Airmata terus jatuh berlinangan meluncur deras seperti anak sungai, tetapi Bastian tidak perduli. Ia ingin menumpahkan segala perasaan yang selama ini berusaha ditahannya, dan mencoba untuk kuat. Akan tetapi, kali ini dirinya sudah tidak sanggup menahannya. Ia tak sanggup menyaksikan wanita yang dicintainya terus-menerus menerima penghinaan dari ibunya.
"Fira, bagaimana jika kita tinggal hanya berdua? Hanya ada aku dan kamu saja. Aku tidak ingin Mami terus merecoki kita. Kamu mau kan, Fir?"
Safira menegakkan tubuhnya, tatapannya kosong ke depan, tak tahu harus berbuat apa. Sebagai seorang istri, Safira menyerahkan keputusan itu pada Bastian, suaminya. Dia tidak ingin lancang, kecuali jika nanti suatu ketika Farah datang, itu lain cerita.
"Saya...saya, menyerahkan semuanya pada Anda, Tuan. Saya yakin akan keputusan Anda, pasti yang terbaik," jawab Safira pasrah.
"Baiklah... Terima kasih atas kebesaran hatimu, Fira." Bastian tampak begitu bahagia. Ia lalu mengecup kepala belakang Safira bertubi-tubi dengan lembut.
Safira mengulum senyumnya tipis. Dia berusaha menerima takdirnya. Dia tidak munafik, sebagai seorang yatim piatu macam dirinya yang tidak memiliki siapapun keluarga sejak usia kanak-kanak, Safira membutuhkan seseorang untuknya bersandar mengarungi samudra kehidupan meski entah sampai kapan.
"Ya sudah, aku kembali ke ruanganku. Jangan lupa nanti kita ada meeting di luar. Dan mulai saat ini kamulah yang akan menemaniku." Bastian meraih jemari lentik Safira, lalu menciumnya dengan lembut, kemudian beralih pada pucuk kepalanya.

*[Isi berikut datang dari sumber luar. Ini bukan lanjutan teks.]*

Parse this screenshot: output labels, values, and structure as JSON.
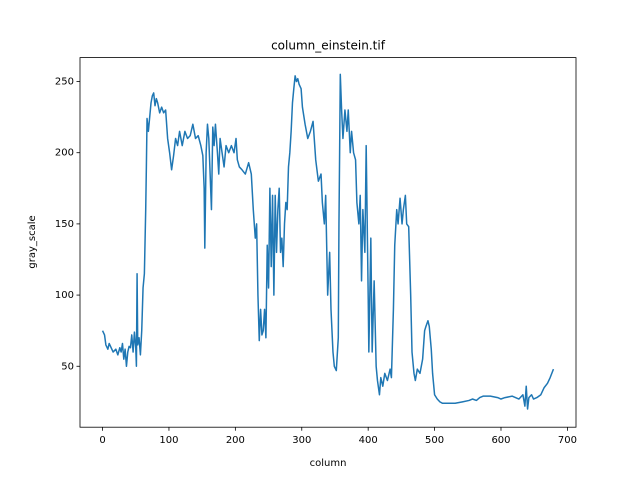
{
  "chart_data": {
    "type": "line",
    "title": "column_einstein.tif",
    "x_label": "column",
    "y_label": "gray_scale",
    "x": [
      0,
      3,
      5,
      8,
      10,
      13,
      16,
      20,
      23,
      26,
      28,
      30,
      32,
      34,
      36,
      38,
      40,
      42,
      44,
      46,
      48,
      50,
      51,
      52,
      53,
      55,
      57,
      59,
      61,
      63,
      65,
      66,
      67,
      69,
      71,
      73,
      75,
      77,
      79,
      81,
      83,
      86,
      89,
      92,
      95,
      98,
      101,
      104,
      107,
      110,
      113,
      116,
      120,
      124,
      128,
      132,
      136,
      140,
      144,
      148,
      151,
      153,
      154,
      156,
      158,
      160,
      162,
      164,
      166,
      168,
      170,
      173,
      175,
      177,
      180,
      183,
      186,
      190,
      194,
      198,
      201,
      203,
      206,
      210,
      215,
      220,
      224,
      227,
      230,
      232,
      234,
      236,
      238,
      240,
      242,
      244,
      246,
      248,
      250,
      252,
      254,
      256,
      258,
      260,
      262,
      264,
      266,
      268,
      270,
      272,
      274,
      276,
      278,
      280,
      282,
      284,
      286,
      288,
      290,
      292,
      294,
      296,
      299,
      301,
      305,
      309,
      313,
      317,
      321,
      325,
      329,
      331,
      334,
      336,
      339,
      342,
      344,
      347,
      349,
      352,
      355,
      356,
      357,
      358,
      360,
      362,
      365,
      368,
      370,
      373,
      375,
      378,
      381,
      383,
      386,
      388,
      390,
      392,
      395,
      397,
      400,
      401,
      404,
      406,
      409,
      412,
      414,
      417,
      419,
      422,
      425,
      429,
      433,
      435,
      438,
      440,
      443,
      445,
      448,
      451,
      453,
      456,
      458,
      461,
      464,
      466,
      469,
      471,
      474,
      478,
      482,
      485,
      487,
      490,
      492,
      495,
      497,
      500,
      504,
      508,
      512,
      520,
      531,
      542,
      552,
      557,
      563,
      568,
      573,
      584,
      595,
      600,
      606,
      617,
      627,
      633,
      636,
      638,
      640,
      642,
      646,
      649,
      654,
      660,
      665,
      670,
      674,
      679
    ],
    "series": [
      {
        "name": "gray_scale",
        "color": "#1f77b4",
        "values": [
          75,
          72,
          65,
          62,
          66,
          63,
          60,
          62,
          58,
          63,
          60,
          66,
          55,
          62,
          50,
          60,
          64,
          63,
          72,
          60,
          74,
          63,
          50,
          115,
          65,
          70,
          58,
          75,
          105,
          115,
          160,
          190,
          224,
          215,
          225,
          235,
          240,
          242,
          233,
          238,
          235,
          228,
          232,
          228,
          230,
          210,
          200,
          188,
          198,
          210,
          205,
          215,
          205,
          215,
          210,
          212,
          220,
          210,
          212,
          205,
          198,
          175,
          133,
          200,
          220,
          210,
          185,
          160,
          218,
          205,
          220,
          200,
          185,
          210,
          200,
          190,
          205,
          200,
          205,
          200,
          210,
          195,
          190,
          188,
          185,
          193,
          185,
          160,
          140,
          150,
          100,
          68,
          90,
          72,
          75,
          90,
          70,
          135,
          105,
          175,
          120,
          170,
          100,
          170,
          130,
          160,
          175,
          130,
          140,
          120,
          150,
          165,
          160,
          190,
          200,
          215,
          235,
          245,
          254,
          250,
          252,
          248,
          245,
          232,
          220,
          210,
          215,
          222,
          195,
          180,
          185,
          165,
          150,
          170,
          100,
          130,
          90,
          60,
          50,
          47,
          70,
          150,
          200,
          255,
          230,
          210,
          230,
          215,
          230,
          200,
          215,
          200,
          195,
          165,
          150,
          170,
          110,
          160,
          130,
          205,
          100,
          60,
          140,
          60,
          110,
          50,
          40,
          30,
          42,
          36,
          45,
          40,
          48,
          42,
          90,
          135,
          160,
          150,
          168,
          150,
          160,
          170,
          150,
          148,
          100,
          60,
          45,
          40,
          48,
          45,
          55,
          75,
          78,
          82,
          78,
          62,
          45,
          30,
          27,
          25,
          24,
          24,
          24,
          25,
          26,
          27,
          26,
          28,
          29,
          29,
          28,
          27,
          28,
          29,
          27,
          30,
          22,
          36,
          20,
          28,
          30,
          27,
          28,
          30,
          35,
          38,
          42,
          48
        ]
      }
    ],
    "xlim": [
      -33.95,
      712.95
    ],
    "ylim": [
      7.2,
      266.8
    ],
    "xticks": [
      0,
      100,
      200,
      300,
      400,
      500,
      600,
      700
    ],
    "yticks": [
      50,
      100,
      150,
      200,
      250
    ]
  }
}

Bastian menatap Safira dengan teduh, sampai akhirnya dia meninggalkan ruangan Safira dengan perasaan membuncah, penuh bunga-bunga bermekaran karena Safira bersedia menerima sarannya.
...***...
Di tempat lain.
Di sinilah Nyonya Hanum kini berada, bersama dengan teman-teman sosialitanya. Para wanita istri-istri pengusaha yang gemar sekali pamer harta atau apapun yang mereka miliki. Bahkan mereka tak segan mencibir atau mencemooh teman lainnya yang dianggap tak mengikuti gaya mereka.
Nyonya Hanum tampak tak seantusias seperti sebelumnya. Wanita paruh baya itu hanya sedikit berbicara seolah ada beban yang menggelayuti pikirannya.
Beberapa teman memperhatikannya dan salah seorang dari mereka memberanikan diri untuk bertanya, "Nyonya Hanum, jika saya perhatikan anda sepertinya murung, ada apakah gerangan kalau boleh kita tahu?"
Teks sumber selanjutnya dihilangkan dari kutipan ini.